I also took liberty to refactor things like &q[0] to q.as_ptr() since while both result in the same pointer, the former is deceptive because it suggests to the reader that only the first element is used, while in practice the whole q is used by the function that is being called later (documentation is almost non-existent, so it wasn't obvious at first and I hope this improves readability).

no-threads

no-threads was a hack and non-idiomatic because it violates "additivity" assumptions of Rust features. Thankfully it is no longer necessary and can be safely removed, but since this is a breaking change (the only one in this PR to the best of my knowledge), I bumped crate version from 0.3.11 to 0.4.0.

How to review this PR

This PR is split into self-contained logically structured commits and it is recommended to review commits one by one instead of the complete diff, this way it is much easier to understand what was changed and why.

Let me know if there are any questions, happy to explain each line change in detail.

mratsim commented 5 months ago

The issue with Rayon or any dependencies is that it brings a lot of new dependencies that need to be audited or at least vetted. This is very undesirable in a cryptographic product securing billions of assets. It is especially critical when supply chain attacks are increasing in appeal.

Furthermore, a simple threadpool written with cryptographic/security application in mind and fully control by the dev is significantly easier to maintain and update if there is a security issue.

nazar-pc commented 5 months ago

The issue with Rayon or any dependencies is that it brings a lot of new dependencies that need to be audited or at least vetted. This is very undesirable in a cryptographic product securing billions of assets. It is especially critical when supply chain attacks are increasing in appeal.

rayon is a well known established library with short list of mandatory dependencies and it used by Rustc itself, so it is not like you're adding a lot of new stuff here.

Furthermore, a simple threadpool written with cryptographic/security application in mind and fully control by the dev is significantly easier to maintain and update if there is a security issue.
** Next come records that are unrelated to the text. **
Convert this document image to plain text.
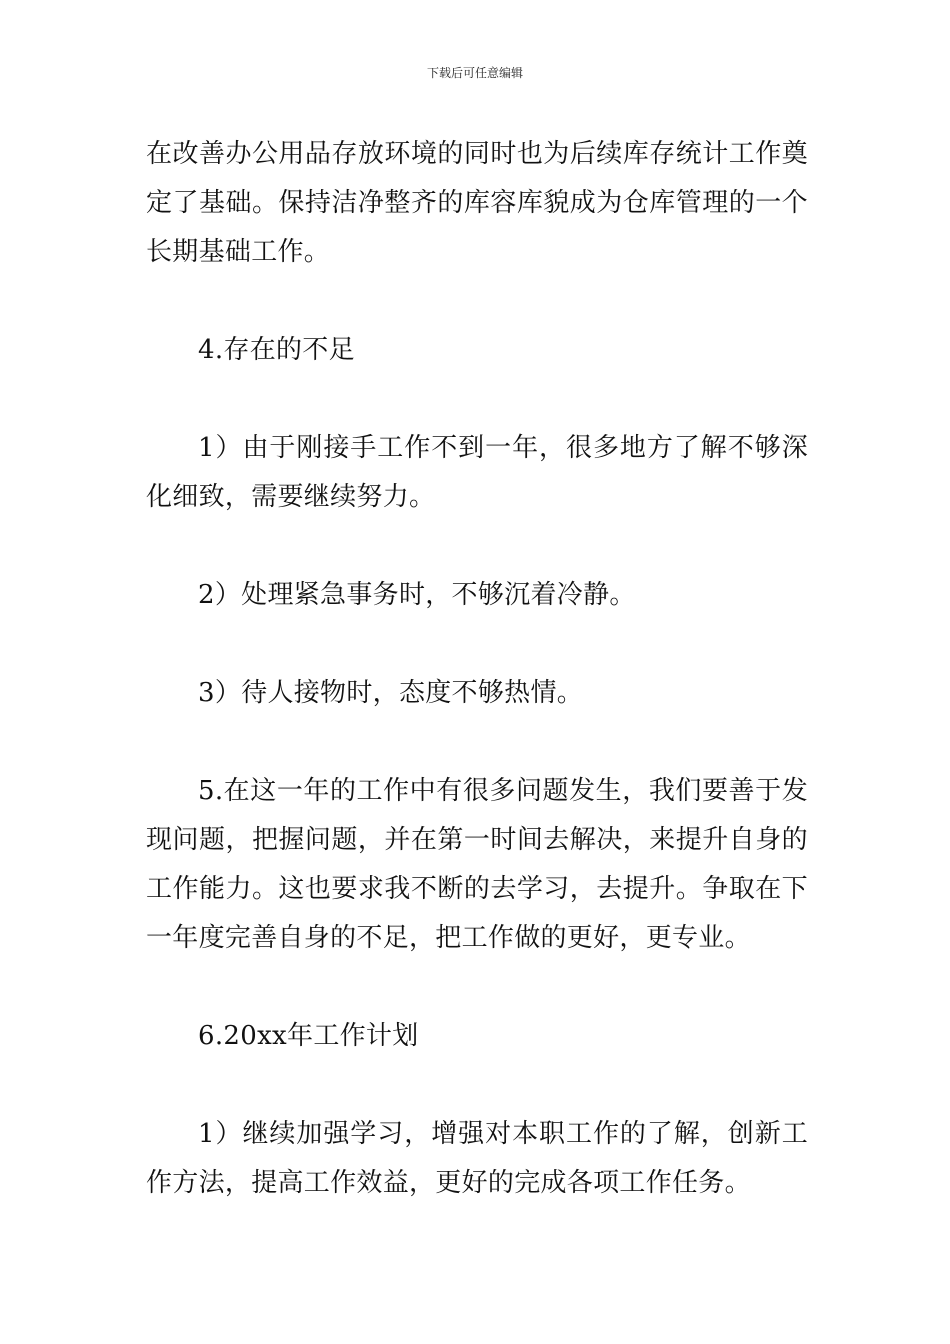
下载后可任意编辑

在改善办公用品存放环境的同时也为后续库存统计工作奠定了基础。保持洁净整齐的库容库貌成为仓库管理的一个长期基础工作。

4.存在的不足

1）由于刚接手工作不到一年，很多地方了解不够深化细致，需要继续努力。

2）处理紧急事务时，不够沉着冷静。

3）待人接物时，态度不够热情。

5.在这一年的工作中有很多问题发生，我们要善于发现问题，把握问题，并在第一时间去解决，来提升自身的工作能力。这也要求我不断的去学习，去提升。争取在下一年度完善自身的不足，把工作做的更好，更专业。

6.20xx年工作计划

1）继续加强学习，增强对本职工作的了解，创新工作方法，提高工作效益，更好的完成各项工作任务。
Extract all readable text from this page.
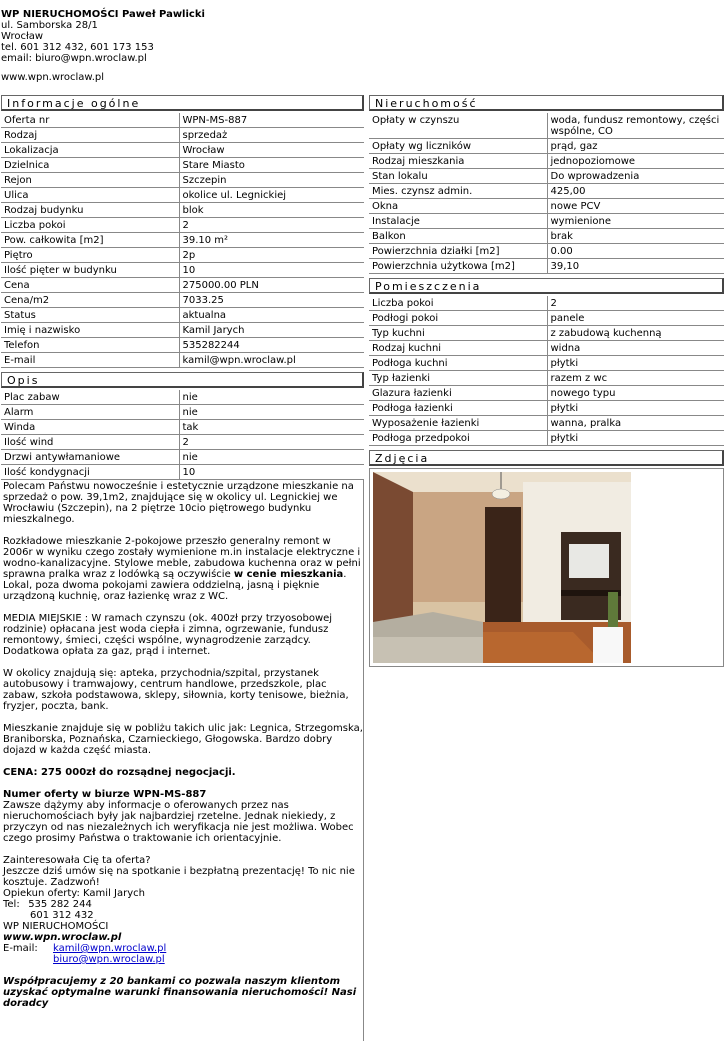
WP NIERUCHOMOŚCI Paweł Pawlicki
ul. Samborska 28/1
Wrocław
tel. 601 312 432, 601 173 153
email: biuro@wpn.wroclaw.pl
www.wpn.wroclaw.pl
Informacje ogólne
Oferta nr	WPN-MS-887
Rodzaj	sprzedaż
Lokalizacja	Wrocław
Dzielnica	Stare Miasto
Rejon	Szczepin
Ulica	okolice ul. Legnickiej
Rodzaj budynku	blok
Liczba pokoi	2
Pow. całkowita [m2]	39.10 m²
Piętro	2p
Ilość pięter w budynku	10
Cena	275000.00 PLN
Cena/m2	7033.25
Status	aktualna
Imię i nazwisko	Kamil Jarych
Telefon	535282244
E-mail	kamil@wpn.wroclaw.pl
Opis
Plac zabaw	nie
Alarm	nie
Winda	tak
Ilość wind	2
Drzwi antywłamaniowe	nie
Ilość kondygnacji	10

Polecam Państwu nowocześnie i estetycznie urządzone mieszkanie na sprzedaż o pow. 39,1m2, znajdujące się w okolicy ul. Legnickiej we Wrocławiu (Szczepin), na 2 piętrze 10cio piętrowego budynku mieszkalnego.

Rozkładowe mieszkanie 2-pokojowe przeszło generalny remont w 2006r w wyniku czego zostały wymienione m.in instalacje elektryczne i wodno-kanalizacyjne. Stylowe meble, zabudowa kuchenna oraz w pełni sprawna pralka wraz z lodówką są oczywiście w cenie mieszkania. Lokal, poza dwoma pokojami zawiera oddzielną, jasną i pięknie urządzoną kuchnię, oraz łazienkę wraz z WC.

MEDIA MIEJSKIE : W ramach czynszu (ok. 400zł przy trzyosobowej rodzinie) opłacana jest woda ciepła i zimna, ogrzewanie, fundusz remontowy, śmieci, części wspólne, wynagrodzenie zarządcy. Dodatkowa opłata za gaz, prąd i internet.

W okolicy znajdują się: apteka, przychodnia/szpital, przystanek autobusowy i tramwajowy, centrum handlowe, przedszkole, plac zabaw, szkoła podstawowa, sklepy, siłownia, korty tenisowe, bieżnia, fryzjer, poczta, bank.

Mieszkanie znajduje się w pobliżu takich ulic jak: Legnica, Strzegomska, Braniborska, Poznańska, Czarnieckiego, Głogowska. Bardzo dobry dojazd w każda część miasta.

CENA: 275 000zł do rozsądnej negocjacji.

Numer oferty w biurze WPN-MS-887
Zawsze dążymy aby informacje o oferowanych przez nas nieruchomościach były jak najbardziej rzetelne. Jednak niekiedy, z przyczyn od nas niezależnych ich weryfikacja nie jest możliwa. Wobec czego prosimy Państwa o traktowanie ich orientacyjnie.

Zainteresowała Cię ta oferta?
Jeszcze dziś umów się na spotkanie i bezpłatną prezentację! To nic nie kosztuje. Zadzwoń!
Opiekun oferty: Kamil Jarych
Tel: 535 282 244
601 312 432
WP NIERUCHOMOŚCI
www.wpn.wroclaw.pl
E-mail: kamil@wpn.wroclaw.pl
biuro@wpn.wroclaw.pl
Współpracujemy z 20 bankami co pozwala naszym klientom uzyskać optymalne warunki finansowania nieruchomości! Nasi doradcy
Nieruchomość
Opłaty w czynszu	woda, fundusz remontowy, części wspólne, CO
Opłaty wg liczników	prąd, gaz
Rodzaj mieszkania	jednopoziomowe
Stan lokalu	Do wprowadzenia
Mies. czynsz admin.	425,00
Okna	nowe PCV
Instalacje	wymienione
Balkon	brak
Powierzchnia działki [m2]	0.00
Powierzchnia użytkowa [m2]	39,10
Pomieszczenia
Liczba pokoi	2
Podłogi pokoi	panele
Typ kuchni	z zabudową kuchenną
Rodzaj kuchni	widna
Podłoga kuchni	płytki
Typ łazienki	razem z wc
Glazura łazienki	nowego typu
Podłoga łazienki	płytki
Wyposażenie łazienki	wanna, pralka
Podłoga przedpokoi	płytki
Zdjęcia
I generally agree with you on this one. However, as I have shown in the description already, there were some questionable decisions from soundness point of view around thread pool as it was used and performance was lower than it could have been.
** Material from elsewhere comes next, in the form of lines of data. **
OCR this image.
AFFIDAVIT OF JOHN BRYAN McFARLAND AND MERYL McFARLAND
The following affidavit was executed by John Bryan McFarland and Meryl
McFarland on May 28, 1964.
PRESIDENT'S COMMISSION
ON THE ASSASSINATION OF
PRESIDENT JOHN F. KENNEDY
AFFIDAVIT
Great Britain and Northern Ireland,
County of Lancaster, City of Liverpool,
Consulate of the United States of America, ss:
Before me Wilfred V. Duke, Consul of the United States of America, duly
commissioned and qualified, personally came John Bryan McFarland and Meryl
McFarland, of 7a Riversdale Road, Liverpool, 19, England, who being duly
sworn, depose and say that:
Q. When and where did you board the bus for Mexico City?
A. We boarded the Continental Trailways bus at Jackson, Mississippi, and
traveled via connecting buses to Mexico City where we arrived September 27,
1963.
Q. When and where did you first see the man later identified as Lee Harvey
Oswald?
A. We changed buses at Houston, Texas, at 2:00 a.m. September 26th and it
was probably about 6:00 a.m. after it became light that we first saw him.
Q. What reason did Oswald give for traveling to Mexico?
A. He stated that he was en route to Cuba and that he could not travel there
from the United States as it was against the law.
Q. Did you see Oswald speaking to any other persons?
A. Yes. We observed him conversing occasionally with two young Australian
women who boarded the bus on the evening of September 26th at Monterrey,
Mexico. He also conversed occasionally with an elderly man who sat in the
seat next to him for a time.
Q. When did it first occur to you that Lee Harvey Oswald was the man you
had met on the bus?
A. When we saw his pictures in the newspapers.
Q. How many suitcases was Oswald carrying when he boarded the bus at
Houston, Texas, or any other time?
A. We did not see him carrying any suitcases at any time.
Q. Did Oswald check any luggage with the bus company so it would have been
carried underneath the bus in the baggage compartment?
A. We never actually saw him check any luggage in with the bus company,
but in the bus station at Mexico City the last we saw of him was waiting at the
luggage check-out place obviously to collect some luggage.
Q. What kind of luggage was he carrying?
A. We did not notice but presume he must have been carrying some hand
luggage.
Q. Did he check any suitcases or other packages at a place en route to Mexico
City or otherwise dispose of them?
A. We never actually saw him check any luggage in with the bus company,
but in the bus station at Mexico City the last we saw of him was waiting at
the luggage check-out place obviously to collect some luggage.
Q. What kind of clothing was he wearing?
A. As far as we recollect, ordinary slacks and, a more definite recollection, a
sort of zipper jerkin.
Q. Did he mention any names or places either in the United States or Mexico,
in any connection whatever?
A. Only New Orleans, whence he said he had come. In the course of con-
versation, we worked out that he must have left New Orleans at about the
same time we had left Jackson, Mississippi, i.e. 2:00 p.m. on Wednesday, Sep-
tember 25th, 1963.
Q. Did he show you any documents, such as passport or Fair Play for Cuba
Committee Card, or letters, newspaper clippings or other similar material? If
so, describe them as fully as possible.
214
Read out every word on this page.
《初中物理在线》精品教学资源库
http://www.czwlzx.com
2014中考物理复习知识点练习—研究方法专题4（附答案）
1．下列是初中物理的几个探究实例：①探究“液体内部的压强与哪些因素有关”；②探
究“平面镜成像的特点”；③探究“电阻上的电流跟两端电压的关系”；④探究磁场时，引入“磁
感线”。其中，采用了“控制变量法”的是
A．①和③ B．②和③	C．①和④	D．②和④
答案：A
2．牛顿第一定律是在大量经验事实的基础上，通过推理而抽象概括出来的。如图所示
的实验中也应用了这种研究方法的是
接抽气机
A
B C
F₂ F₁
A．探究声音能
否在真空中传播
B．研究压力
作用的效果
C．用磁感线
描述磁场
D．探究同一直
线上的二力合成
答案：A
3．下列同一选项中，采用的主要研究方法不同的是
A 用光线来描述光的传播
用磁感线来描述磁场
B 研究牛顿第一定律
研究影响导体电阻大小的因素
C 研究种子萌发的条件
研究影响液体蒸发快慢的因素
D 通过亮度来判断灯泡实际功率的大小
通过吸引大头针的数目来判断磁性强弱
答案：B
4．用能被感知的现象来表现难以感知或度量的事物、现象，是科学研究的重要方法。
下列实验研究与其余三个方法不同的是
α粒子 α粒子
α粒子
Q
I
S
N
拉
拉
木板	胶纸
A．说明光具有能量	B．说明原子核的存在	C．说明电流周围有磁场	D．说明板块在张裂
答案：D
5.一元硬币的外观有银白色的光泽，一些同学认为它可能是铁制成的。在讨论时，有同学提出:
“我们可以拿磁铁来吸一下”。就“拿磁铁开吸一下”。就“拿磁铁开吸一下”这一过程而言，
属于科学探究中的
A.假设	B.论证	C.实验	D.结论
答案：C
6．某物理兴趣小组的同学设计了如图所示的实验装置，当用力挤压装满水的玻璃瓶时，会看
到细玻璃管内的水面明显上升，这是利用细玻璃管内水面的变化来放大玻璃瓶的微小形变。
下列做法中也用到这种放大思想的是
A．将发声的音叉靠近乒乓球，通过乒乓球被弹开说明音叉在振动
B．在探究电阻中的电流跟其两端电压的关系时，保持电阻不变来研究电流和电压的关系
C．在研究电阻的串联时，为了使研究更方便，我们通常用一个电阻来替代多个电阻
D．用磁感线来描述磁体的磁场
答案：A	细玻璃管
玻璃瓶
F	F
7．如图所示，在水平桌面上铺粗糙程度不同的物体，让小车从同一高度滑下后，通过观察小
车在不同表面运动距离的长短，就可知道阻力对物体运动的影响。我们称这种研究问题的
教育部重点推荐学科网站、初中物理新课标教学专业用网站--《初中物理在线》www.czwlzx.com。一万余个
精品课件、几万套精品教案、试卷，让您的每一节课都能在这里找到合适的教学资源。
You 100% can rewrite original code and make it faster without rayon, achieving rayon's features in a safe misuse-resistant way is non-trivial and I'd rather use something that it maintained by Rust experts for this purpose (check top contributors to rayon project, they are literally working on Rust itself) than seeing every library invent their own a bit flawed version of the same features that doesn't integrated as well with the rest of Rust ecosystem.

I would estimate risk of relying on rayon as very low, but decision is up to blst maintainers of course.
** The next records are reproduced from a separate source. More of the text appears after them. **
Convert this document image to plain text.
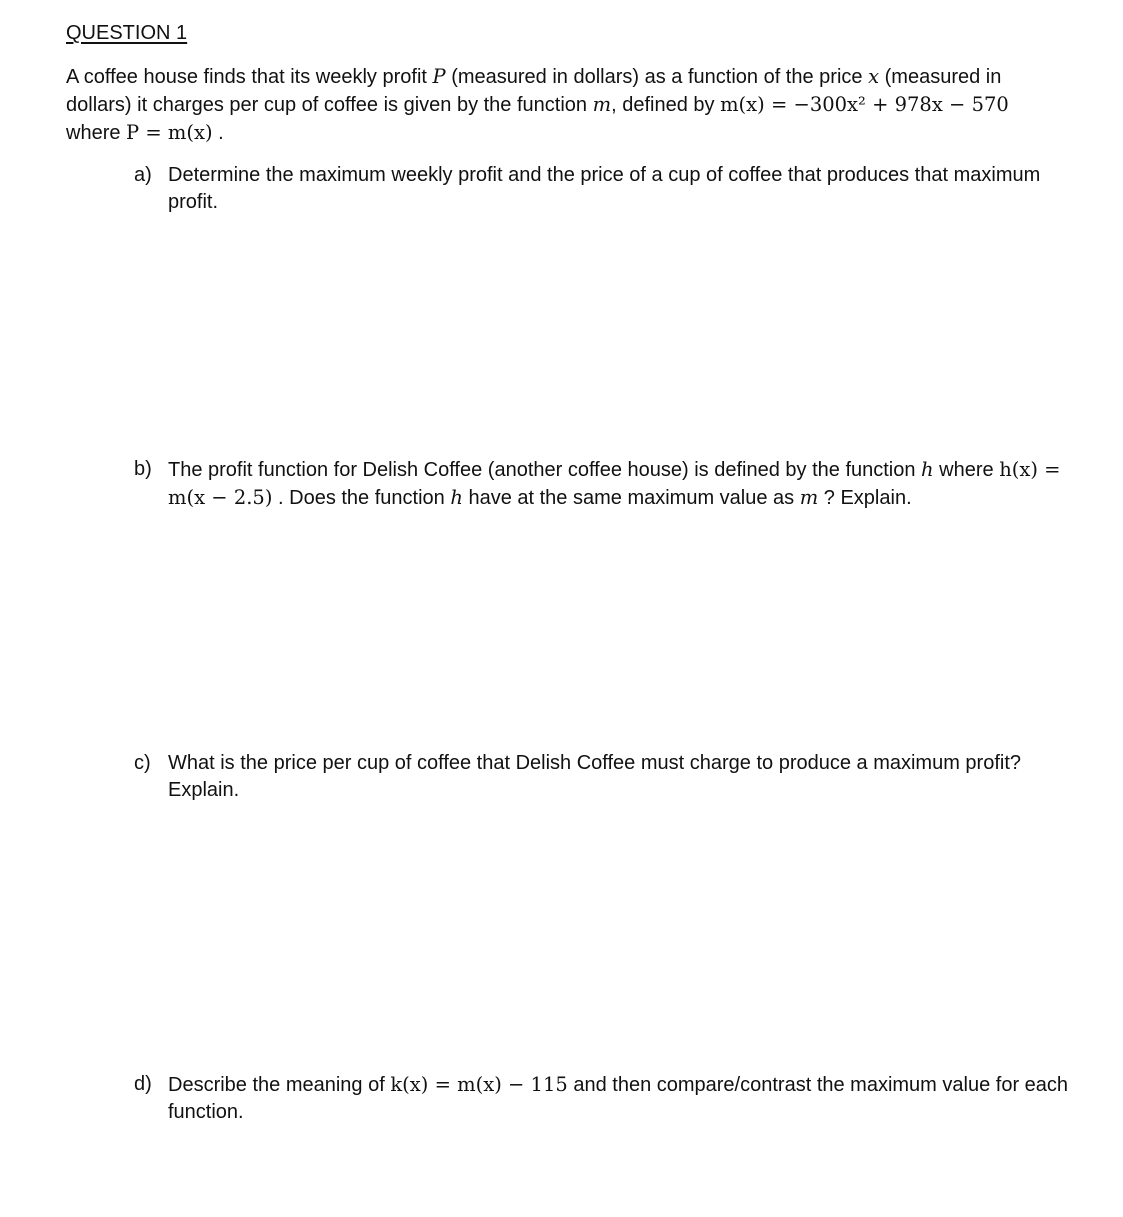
QUESTION 1
A coffee house finds that its weekly profit P (measured in dollars) as a function of the price x (measured in dollars) it charges per cup of coffee is given by the function m, defined by m(x) = −300x² + 978x − 570 where P = m(x) .
a) Determine the maximum weekly profit and the price of a cup of coffee that produces that maximum profit.
b) The profit function for Delish Coffee (another coffee house) is defined by the function h where h(x) = m(x − 2.5) . Does the function h have at the same maximum value as m ? Explain.
c) What is the price per cup of coffee that Delish Coffee must charge to produce a maximum profit? Explain.
d) Describe the meaning of k(x) = m(x) − 115 and then compare/contrast the maximum value for each function.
nazar-pc commented 5 months ago

Just confirmed that performance improvements here translate to performance improvements downstream in our usage usage of https://github.com/sifraitech/rust-kzg (uses blst) in https://github.com/subspace/subspace, both of which also take advantage of Rayon as well.

mratsim commented 5 months ago

Just confirmed that performance improvements here translate to performance improvements downstream in our usage usage of https://github.com/sifraitech/rust-kzg (uses blst) in https://github.com/subspace/subspace, both of which also take advantage of Rayon as well.

I don't know whether commitment, proof generation or verification is the bottleneck for your use-case but @sauliusgrigaitis might be able to point you on how to best use rust-kzg, i.e. either through native BLST or reimplemented+parallelized BLST (i.e. using their own multithreading strategy).

Also they've been working on a new set of benchmarks. I have my own in https://github.com/mratsim/constantine/pull/304#issuecomment-1844795359, but I don't cover parallel BLST.

nazar-pc commented 3 months ago

@dot-asm is there something I can do to interest you reviewing this?

nazar-pc commented 1 week ago

This os honestly frustrating. There are merge conflicts again and not review for clear performance and API improvements in half a year :confused:

@dot-asm any chance you can look into this any time soon? Any feedback at all would be nice.